Radiolabeling was performed using mcp-M-PSMA as a test ligand. A total of 5 MBq of ¹³³La (in 0.05 M HCl) were poured into an Eppendorf DNA low-bind tube, 100 pmol of ligand (10 µL of a 10⁻⁵ M stem solution in 0.2 M ammonium acetate, pH 6) were added, and the total reaction volume was filled up to 100 µL with 0.2 M ammonium acetate solution (pH 6). The reaction mixture was shaken at 500 rpm in an Eppendorf Thermomixer at room temperature for 15 min. Afterward, 1 µL sample was taken for subsequent radio-TLC analyses on normal phase Silica plates (Merck). The TLC plate was placed on a radiation-sensitive film, and the film was imaged by the laser-mediated Phosphorimager (Amersham Typhoon), whereas in free La³⁺ run with the front in EDTA solution (50 mM, pH 7), the radiolabeled complex [¹³³La]La-mcp-M-PSMA remained completely at the origin.

The formed complex [¹³³La]La-mcp-M-PSMA (approx. 100 kBq of the radiolabeling mixture) was further characterized by radio-HPLC to determine the product purity using a Jasco HPLC system connected to the Gabi Detector for radioactivity measurement, a Phenomenex Kinetex Biphenyl (100 mm × 4.6 mm) column as stationary phase and water/acetonitrile as mobile phase (gradient 5–95% acetonitrile in 9 min, 0.1% TFA each, flow rate: 1 mL/min.). Labeling and quality control were performed in accordance with a previously published procedure for labeling with ²²⁵Ac [31].

4. Conclusions

In conclusion, an efficient production and purification route for ¹³³La using a ¹³⁴Ba target was presented, which complements the already existing methods via ^natBa and ¹³⁵Ba irradiation, but delivers an advantageous product composition regarding ¹³³La radiochemical yield and purity. Only 0.4% of coproduced ¹³⁵La was detectable, which seems neglectable for future (pre-)clinical applications.
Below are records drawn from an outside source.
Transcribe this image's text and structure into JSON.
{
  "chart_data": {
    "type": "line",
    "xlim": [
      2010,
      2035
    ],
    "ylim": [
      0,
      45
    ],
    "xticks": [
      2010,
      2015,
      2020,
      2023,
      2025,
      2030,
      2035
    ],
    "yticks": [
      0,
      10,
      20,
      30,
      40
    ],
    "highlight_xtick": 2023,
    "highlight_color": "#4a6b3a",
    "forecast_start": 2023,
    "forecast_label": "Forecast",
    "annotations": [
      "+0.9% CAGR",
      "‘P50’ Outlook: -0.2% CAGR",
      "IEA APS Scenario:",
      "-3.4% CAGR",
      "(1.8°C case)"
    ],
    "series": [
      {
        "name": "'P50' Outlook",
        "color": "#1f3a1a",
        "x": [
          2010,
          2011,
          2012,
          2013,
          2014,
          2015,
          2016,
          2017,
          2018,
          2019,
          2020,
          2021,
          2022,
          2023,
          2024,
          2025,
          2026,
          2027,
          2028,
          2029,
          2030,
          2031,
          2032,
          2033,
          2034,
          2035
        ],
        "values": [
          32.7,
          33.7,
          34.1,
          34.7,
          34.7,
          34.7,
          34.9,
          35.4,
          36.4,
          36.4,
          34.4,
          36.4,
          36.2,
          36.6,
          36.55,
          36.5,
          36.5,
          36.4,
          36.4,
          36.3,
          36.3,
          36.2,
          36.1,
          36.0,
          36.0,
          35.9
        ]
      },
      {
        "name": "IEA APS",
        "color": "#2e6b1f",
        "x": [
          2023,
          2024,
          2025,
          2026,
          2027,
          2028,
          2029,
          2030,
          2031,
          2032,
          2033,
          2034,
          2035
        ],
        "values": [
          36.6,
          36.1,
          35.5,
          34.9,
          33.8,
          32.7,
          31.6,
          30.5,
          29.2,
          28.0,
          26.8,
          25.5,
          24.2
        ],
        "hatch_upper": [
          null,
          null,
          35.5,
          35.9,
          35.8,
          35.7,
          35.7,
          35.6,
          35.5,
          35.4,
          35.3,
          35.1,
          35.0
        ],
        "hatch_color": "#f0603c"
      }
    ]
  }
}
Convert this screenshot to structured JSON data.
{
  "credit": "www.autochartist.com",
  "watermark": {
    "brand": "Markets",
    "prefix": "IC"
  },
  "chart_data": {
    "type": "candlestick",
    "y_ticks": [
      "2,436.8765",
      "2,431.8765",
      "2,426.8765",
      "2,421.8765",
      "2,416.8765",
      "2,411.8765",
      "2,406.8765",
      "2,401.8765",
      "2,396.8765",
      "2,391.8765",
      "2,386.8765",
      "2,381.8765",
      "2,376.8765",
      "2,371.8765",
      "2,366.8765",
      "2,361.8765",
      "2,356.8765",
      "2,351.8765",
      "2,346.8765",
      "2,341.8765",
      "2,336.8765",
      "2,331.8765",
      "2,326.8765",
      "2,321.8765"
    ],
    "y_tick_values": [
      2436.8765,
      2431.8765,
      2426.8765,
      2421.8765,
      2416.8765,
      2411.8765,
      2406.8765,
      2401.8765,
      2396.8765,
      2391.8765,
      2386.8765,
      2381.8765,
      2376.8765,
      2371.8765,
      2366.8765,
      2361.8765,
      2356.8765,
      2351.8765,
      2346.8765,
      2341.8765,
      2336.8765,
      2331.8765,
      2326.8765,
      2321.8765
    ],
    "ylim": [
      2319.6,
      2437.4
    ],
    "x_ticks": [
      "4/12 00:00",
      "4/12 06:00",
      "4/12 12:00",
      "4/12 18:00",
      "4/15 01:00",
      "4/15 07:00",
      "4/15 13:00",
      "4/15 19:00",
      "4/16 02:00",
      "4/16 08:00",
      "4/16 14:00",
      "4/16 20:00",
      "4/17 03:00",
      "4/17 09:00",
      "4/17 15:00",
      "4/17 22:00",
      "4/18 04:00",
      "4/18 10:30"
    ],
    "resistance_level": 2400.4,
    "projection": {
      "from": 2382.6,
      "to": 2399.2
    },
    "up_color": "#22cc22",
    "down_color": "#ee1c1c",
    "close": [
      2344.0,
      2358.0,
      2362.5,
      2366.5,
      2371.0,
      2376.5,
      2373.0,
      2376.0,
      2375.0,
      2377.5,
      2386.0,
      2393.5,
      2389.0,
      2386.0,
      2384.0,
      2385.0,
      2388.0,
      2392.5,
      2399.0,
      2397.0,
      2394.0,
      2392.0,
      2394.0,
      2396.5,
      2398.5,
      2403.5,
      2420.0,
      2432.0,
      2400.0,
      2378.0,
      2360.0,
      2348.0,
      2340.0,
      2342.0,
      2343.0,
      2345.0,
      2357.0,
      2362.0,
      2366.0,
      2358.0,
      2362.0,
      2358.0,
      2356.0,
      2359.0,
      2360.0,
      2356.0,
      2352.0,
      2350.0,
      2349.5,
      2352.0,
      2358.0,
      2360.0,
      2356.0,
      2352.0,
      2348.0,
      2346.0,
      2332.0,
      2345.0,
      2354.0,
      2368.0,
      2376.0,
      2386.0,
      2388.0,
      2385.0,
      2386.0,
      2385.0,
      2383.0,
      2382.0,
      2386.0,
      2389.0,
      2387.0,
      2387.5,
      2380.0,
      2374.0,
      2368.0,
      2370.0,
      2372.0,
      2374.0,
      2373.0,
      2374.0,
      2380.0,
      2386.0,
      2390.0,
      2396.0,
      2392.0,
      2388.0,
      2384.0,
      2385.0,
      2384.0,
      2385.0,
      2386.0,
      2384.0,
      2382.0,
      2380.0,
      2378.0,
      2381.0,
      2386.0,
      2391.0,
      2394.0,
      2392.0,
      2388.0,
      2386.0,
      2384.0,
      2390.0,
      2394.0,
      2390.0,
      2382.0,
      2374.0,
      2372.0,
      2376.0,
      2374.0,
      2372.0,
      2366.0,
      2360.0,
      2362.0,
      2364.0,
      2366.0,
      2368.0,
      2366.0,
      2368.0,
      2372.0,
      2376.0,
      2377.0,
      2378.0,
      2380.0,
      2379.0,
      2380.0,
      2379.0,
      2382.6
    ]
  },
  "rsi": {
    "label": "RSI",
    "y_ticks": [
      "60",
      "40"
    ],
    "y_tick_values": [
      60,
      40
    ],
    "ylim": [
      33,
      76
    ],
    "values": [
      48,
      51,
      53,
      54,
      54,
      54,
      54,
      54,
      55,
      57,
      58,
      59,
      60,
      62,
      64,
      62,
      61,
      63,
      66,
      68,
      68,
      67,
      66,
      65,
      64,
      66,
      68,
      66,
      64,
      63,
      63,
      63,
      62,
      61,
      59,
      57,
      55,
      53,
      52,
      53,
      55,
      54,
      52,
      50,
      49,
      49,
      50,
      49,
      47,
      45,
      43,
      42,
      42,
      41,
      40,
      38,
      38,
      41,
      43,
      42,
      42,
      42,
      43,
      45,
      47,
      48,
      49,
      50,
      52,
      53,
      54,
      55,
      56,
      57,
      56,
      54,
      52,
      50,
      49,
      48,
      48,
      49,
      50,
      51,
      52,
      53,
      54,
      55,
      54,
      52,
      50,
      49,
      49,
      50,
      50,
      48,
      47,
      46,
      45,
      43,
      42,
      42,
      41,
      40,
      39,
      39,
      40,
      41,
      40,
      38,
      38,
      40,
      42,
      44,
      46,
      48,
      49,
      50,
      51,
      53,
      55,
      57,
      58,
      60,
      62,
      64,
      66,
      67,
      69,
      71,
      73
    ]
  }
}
The amount of ¹³³La using the presented production parameters is high enough for numerous preclinical studies or up to one or two patient doses but can be improved by varying the irradiation parameters. Coproduced and decay product amounts of long-lived ^133m/gBa are rather uncritical both in the target and the product leftovers. ¹³³La yield could be easily increased by adjusting the beam current, time, and target mass which is used in order to supply a large amount of this PET radionuclide (approx. up to 10 patient doses) to hospitals for clinical investigations. Thereby, ¹³³La opens the gate for a perfect matching theranostic application of future ²²⁵Ac-therapeutics carrying the macropa chelator instead of DOTA.